Jean-Louis Bailly, Vers la poussière, L’Arbre vengeur, 170 pp., 13 €.

3 commentaires:

  1. Quelle lecture ! Elle me procure une vraie émotion - dans laquelle, je l'espère, la funeste vanité d'auteur entre pour peu. Merci, en tout cas, pour tant de subtilité et de générosité : les "petits éditeurs" comme le mien, et leurs auteurs, ont besoin de lecteurs comme vous.
    JL Bailly

    RépondreSupprimer
  2. " les "petits éditeurs" comme le mien, et leurs auteurs, ont besoin de lecteurs comme vous."
    Tout à fait...Ce sont ces lecteurs et lectrices-là qui peuvent sauver du marasme les textes et leurs éditeurs.
    C'est exactement ce que me disait Georges Monti à propos d'une lectrice qui se reconnaîtra.
    Je lirai ce livre.

    RépondreSupprimer
  3. Je lirai moi aussi "Vers la poussière".

    J'avais repéré que Jean-Louis Bailly était édité par l'Arbre vengeur, mais je me demande si, lisant ce nom, je ne faisais pas une confusion avec Jean-Christophe Bailly. Mes recherches ont tout rétabli dans mon esprit.
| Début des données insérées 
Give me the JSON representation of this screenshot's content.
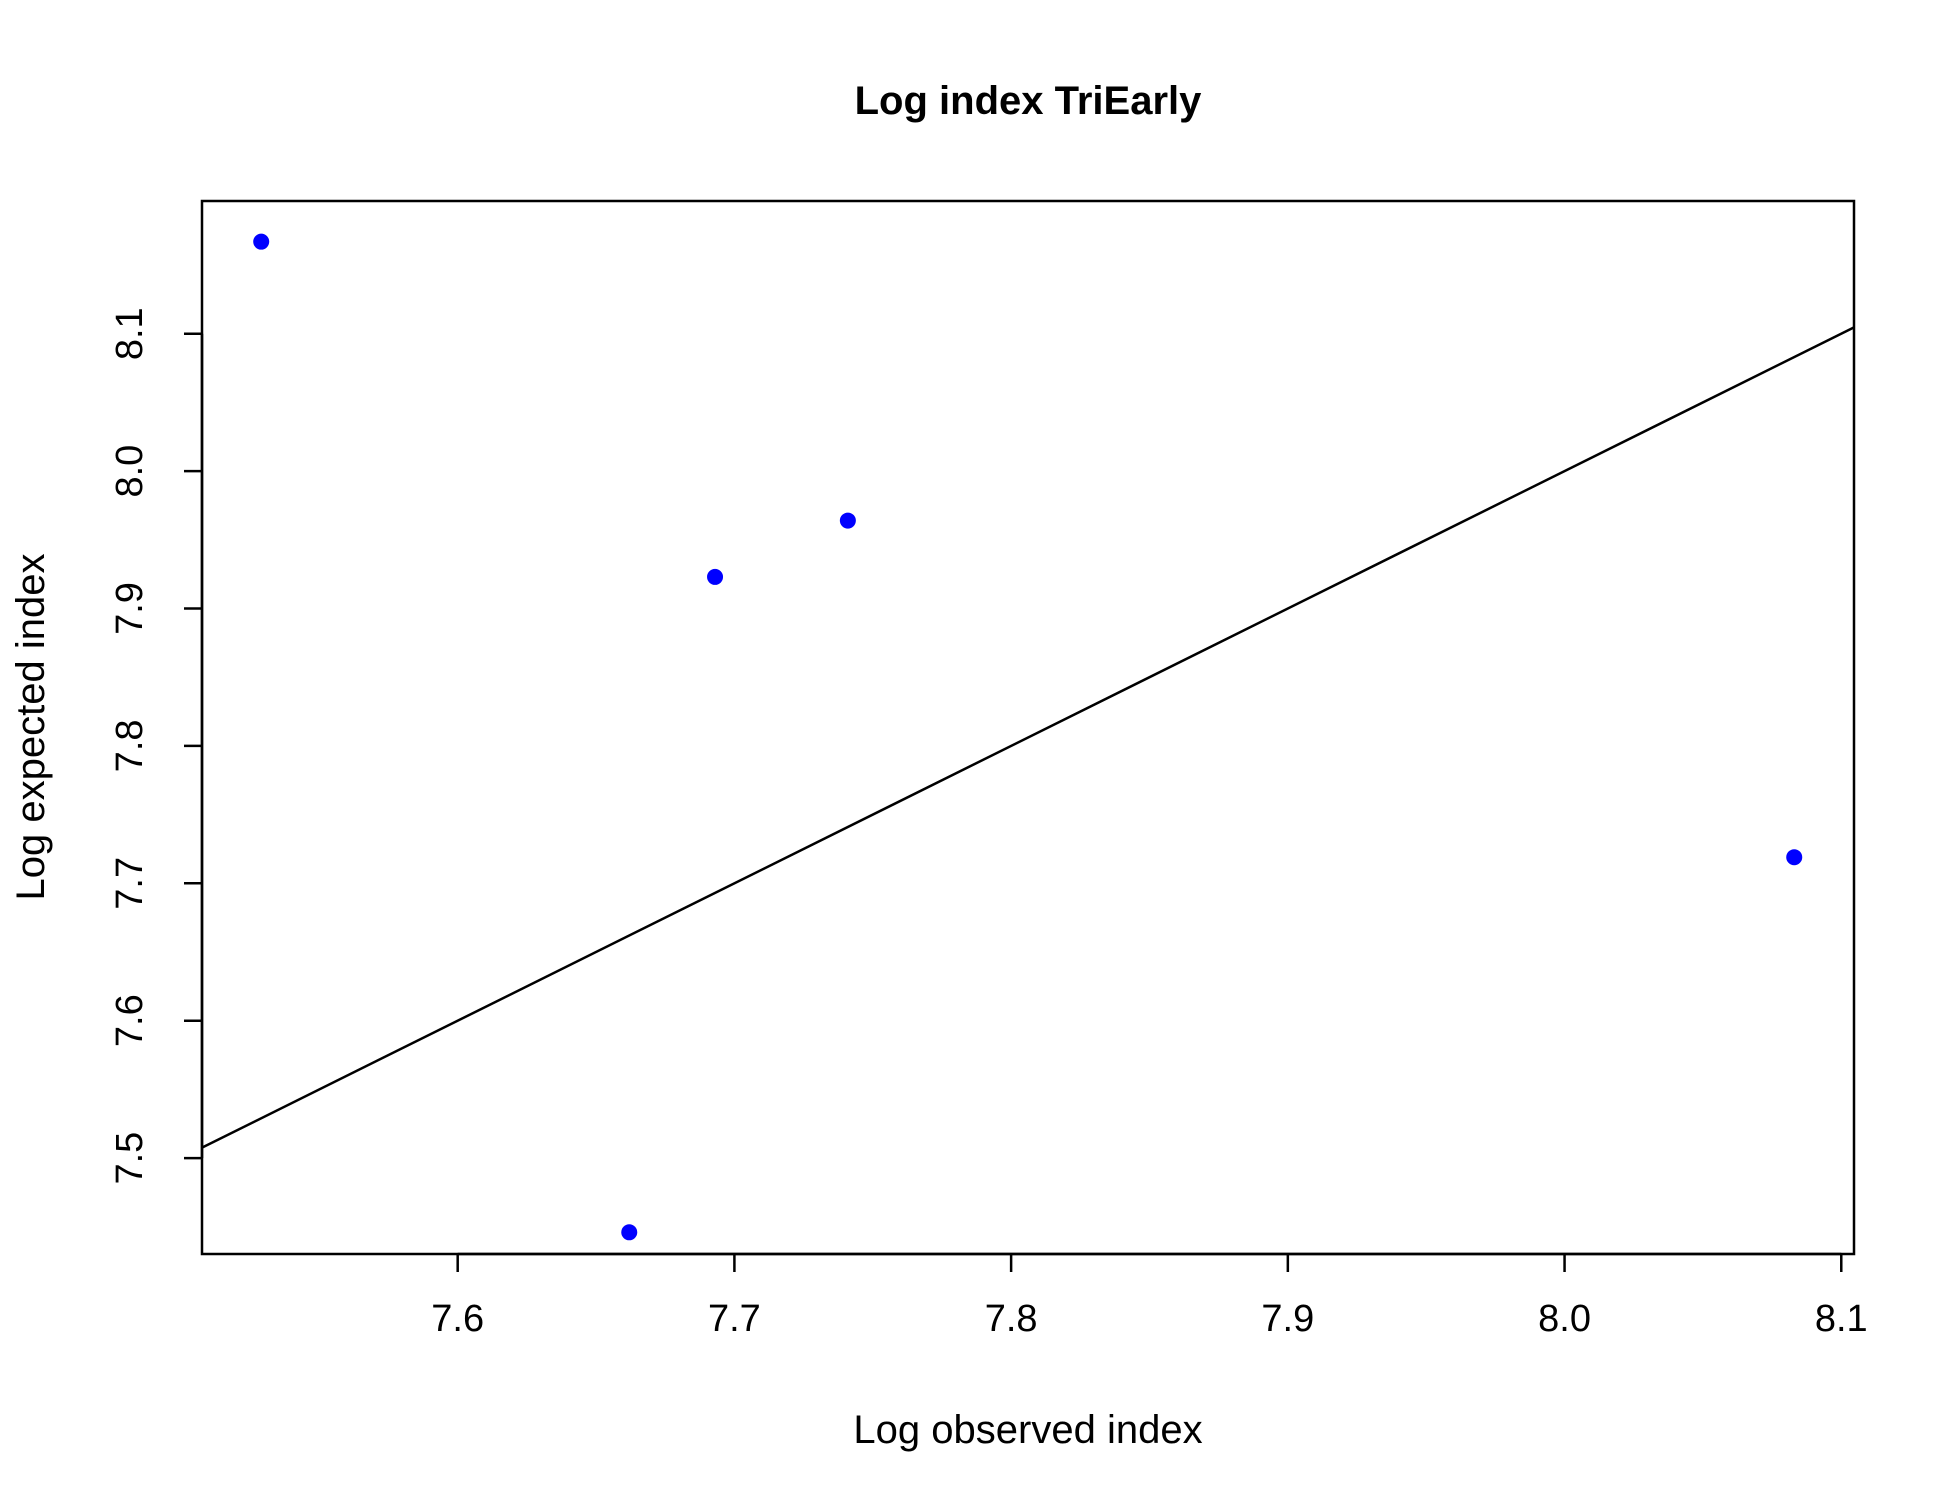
{
  "chart_data": {
    "type": "scatter",
    "title": "Log index TriEarly",
    "xlabel": "Log observed index",
    "ylabel": "Log expected index",
    "xlim": [
      7.5076,
      8.1046
    ],
    "ylim": [
      7.4302,
      8.1966
    ],
    "x_ticks": [
      7.6,
      7.7,
      7.8,
      7.9,
      8.0,
      8.1
    ],
    "x_tick_labels": [
      "7.6",
      "7.7",
      "7.8",
      "7.9",
      "8.0",
      "8.1"
    ],
    "y_ticks": [
      7.5,
      7.6,
      7.7,
      7.8,
      7.9,
      8.0,
      8.1
    ],
    "y_tick_labels": [
      "7.5",
      "7.6",
      "7.7",
      "7.8",
      "7.9",
      "8.0",
      "8.1"
    ],
    "points": [
      {
        "x": 7.529,
        "y": 8.167
      },
      {
        "x": 7.662,
        "y": 7.446
      },
      {
        "x": 7.693,
        "y": 7.923
      },
      {
        "x": 7.741,
        "y": 7.964
      },
      {
        "x": 8.083,
        "y": 7.719
      }
    ],
    "point_color": "#0000ff",
    "reference_line": {
      "type": "identity",
      "intercept": 0,
      "slope": 1,
      "color": "#000000"
    },
    "grid": false,
    "legend": "none"
  }
}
    http://www.arbre-vengeur.fr/?p=1542
    http://www.arbre-vengeur.fr/?p=1869
    http://www.eric-chevillard.net/c_demolirnisard_303.php

    Pataphysicien, me suis-je dit, il est sûr que Philippe Didion a parlé de Jean-Louis Bailly...

    http://pdidion.free.fr/notules_2009/notules_2009_mars.htm

    "Lecture. Le Correspondancier du Collège de 'Pataphysique. Viridis Candela, 8e série, n° 4 (15 juin 2008, 128 p., 15 €).
    Après la "fiction dans la fiction" étudiée dans le numéro 2 du Correspondancier (le fait que des personnages de fiction prennent conscience de leur irréalité), la revue transpose le sujet au domaine des arts visuels, peinture, photographie, bande dessinée. Autrement dit, on part ici à la recherche de la "peinture peinte", et les exemples ne manquent pas. Chez Giotto, dont on voit un personnage rouler la fresque sur laquelle il est peint dans le Jugement dernier, chez Francesco del Cossa dont l'escargot qui parcourt le bord du cadre avait déjà été étudié par Daniel Arasse, chez Escher (Dessiner), chez Tex Avery dont les personnages surgissent souvent de l'écran pour commenter l'action, mais aussi chez Hergé, Gotlib, Edika... Dans un autre domaine, on notera l'apparition d'une nouvelle figure de style très technique, l'homéozeugme, présentée ici par Jean-Louis Bailly. Là où le zeugme, figure connue, se contente d'associer à un même verbe deux compléments sémantiquement hétérogènes ("Après avoir sauté sa belle-sœur et le repas du midi, le Petit Prince reprit enfin ses esprits et une banane", double zeugme dû à un orfèvre en la matière, Pierre Desproges) l'homéozeugme "attellera ses deux compléments à un mot qui sera à la fois lui-même et son homonyme." Peu d'exemples pour l'instant ("A l'heure de la réforme agraire, Fidel fumait un havane et son champ", "Son épouse avait fuit, le privant de ses charmes : ce maçon ravalait la façade et ses larmes") mais la piste mérite d'être exploitée."